Geese will mate from mid-February to the end of March, and will nest from the end of March to mid-May, Feld said. In nine days, they lay six eggs, and volunteers generally have a 24-day window to find the nests and treat the eggs before they develop to the point where the egg will float, he added.
"GeesePeace has been very important to the county, and our effort is to expand this program and get everybody working to the same goal," said Peter Both, manager of the environmental center. "It’s a humane protocol for trying to control the goose population in the area."
The goose population has exploded in recent years due to overdevelopment, where tracts of forest are cut down and turned into corporate offices with sprawling lawns, or parks or "active recreational space" such as football, soccer and baseball fields, offering the geese a grassy field to eat and nest on, said Hackensack Riverkeeper Capt. Bill Sheehan.
"They set the perfect table for the geese, literally they set the table for them," Sheehan said. "One thing I learned very early in life is when you set the table you’ve got to expect company. You can go out of Bergen County along the Route 1 corridor and you’ll see all the areas that used to be wooded are now these sprawling corporate lawns, and there’s so many geese on them you can’t count them."

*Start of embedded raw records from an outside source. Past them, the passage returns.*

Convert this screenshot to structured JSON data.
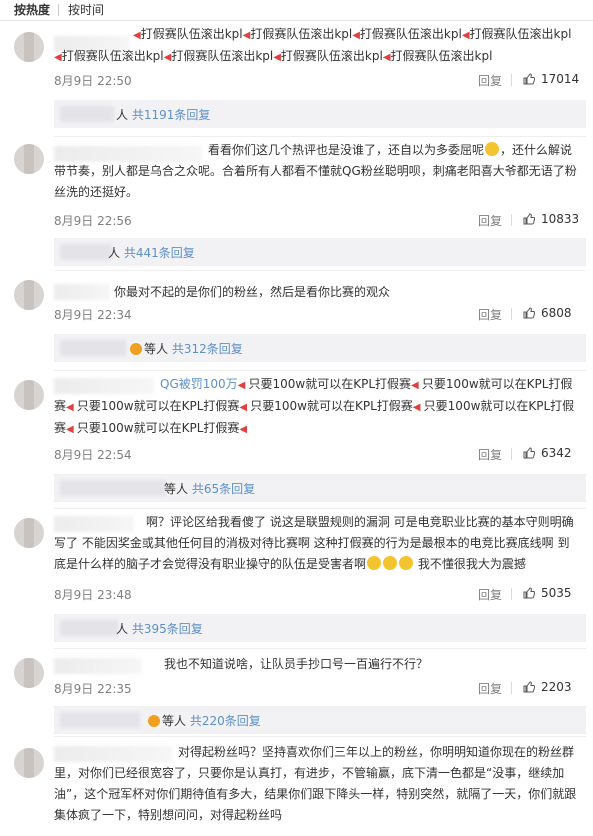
{
  "tabs": {
    "hot": "按热度",
    "time": "按时间"
  },
  "comments": [
    {
      "text_html": "<span class='speaker'>🔈</span>打假赛队伍滚出kpl<span class='speaker'>🔈</span>打假赛队伍滚出kpl<span class='speaker'>🔈</span>打假赛队伍滚出kpl<span class='speaker'>🔈</span>打假赛队伍滚出kpl<span class='speaker'>🔈</span>打假赛队伍滚出kpl<span class='speaker'>🔈</span>打假赛队伍滚出kpl<span class='speaker'>🔈</span>打假赛队伍滚出kpl<span class='speaker'>🔈</span>打假赛队伍滚出kpl",
      "date": "8月9日 22:50",
      "reply": "回复",
      "likes": "17014",
      "sub_prefix": "人 ",
      "sub_count": "共1191条回复"
    },
    {
      "text": "看看你们这几个热评也是没谁了，还自以为多委屈呢",
      "text2": "，还什么解说带节奏，别人都是乌合之众呢。合着所有人都看不懂就QG粉丝聪明呗，刺痛老阳喜大爷都无语了粉丝洗的还挺好。",
      "date": "8月9日 22:56",
      "reply": "回复",
      "likes": "10833",
      "sub_prefix": "人 ",
      "sub_count": "共441条回复"
    },
    {
      "text": "你最对不起的是你们的粉丝，然后是看你比赛的观众",
      "date": "8月9日 22:34",
      "reply": "回复",
      "likes": "6808",
      "sub_prefix": "等人 ",
      "sub_count": "共312条回复"
    },
    {
      "text_lead": "QG被罚100万",
      "text": "只要100w就可以在KPL打假赛",
      "text_tail": "只要100w就可以在KPL打假赛",
      "date": "8月9日 22:54",
      "reply": "回复",
      "likes": "6342",
      "sub_prefix": "等人 ",
      "sub_count": "共65条回复"
    },
    {
      "text": "啊？评论区给我看傻了 说这是联盟规则的漏洞 可是电竞职业比赛的基本守则明确写了 不能因奖金或其他任何目的消极对待比赛啊 这种打假赛的行为是最根本的电竞比赛底线啊 到底是什么样的脑子才会觉得没有职业操守的队伍是受害者啊",
      "text_tail": "我不懂很我大为震撼",
      "date": "8月9日 23:48",
      "reply": "回复",
      "likes": "5035",
      "sub_prefix": "人 ",
      "sub_count": "共395条回复"
    },
    {
      "text": "我也不知道说啥，让队员手抄口号一百遍行不行？",
      "date": "8月9日 22:35",
      "reply": "回复",
      "likes": "2203",
      "sub_prefix": "等人 ",
      "sub_count": "共220条回复"
    },
    {
      "text": "对得起粉丝吗？坚持喜欢你们三年以上的粉丝，你明明知道你现在的粉丝群里，对你们已经很宽容了，只要你是认真打，有进步，不管输赢，底下清一色都是“没事，继续加油”，这个冠军杯对你们期待值有多大，结果你们跟下降头一样，特别突然，就隔了一天，你们就跟集体疯了一下，特别想问问，对得起粉丝吗"
    }
  ]
}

United Water is a partner with the Hackensack Riverkeeper in managing the upper part of the Hackensack Watershed. Ray Cywinski, United Water Watershed manager, explained how his company has worked to control the goose population on its properties.
A problem that officials are seeing with goose feces is the phosphorous content, which is used as a nutrient to fertilize lawns and passed through the goose into the water, Cywinski explained. This added nutrient feeds algae, which then blooms out of control and takes large amounts of oxygen out of the water, killing fish.
"You’re talking about tons of phosphorous fertilizer basically being generated and deposited into our waterways," Cywinski said. "Geese are the eating, defecating machines of the terrestrial world, and they’re just recycling all those nutrients. Algae blooms, and then when the algae die, sink to the bottom, they decompose, they use up the oxygen, you can have a depletion of oxygen supply, you could have a fish kill."
United Water has added large aeration systems to combat oxygen depletion in some of its waterways, Cywinski said, and the problem does cause additional costs "to some degree."
Another problem is the addition of bacteria, cryptosporidium, that live in the goose intestine, Cywinski noted.
"That is a very serious organism that could have implications to human health," he explained. "We do test for that, but we haven’t found it in our water supply."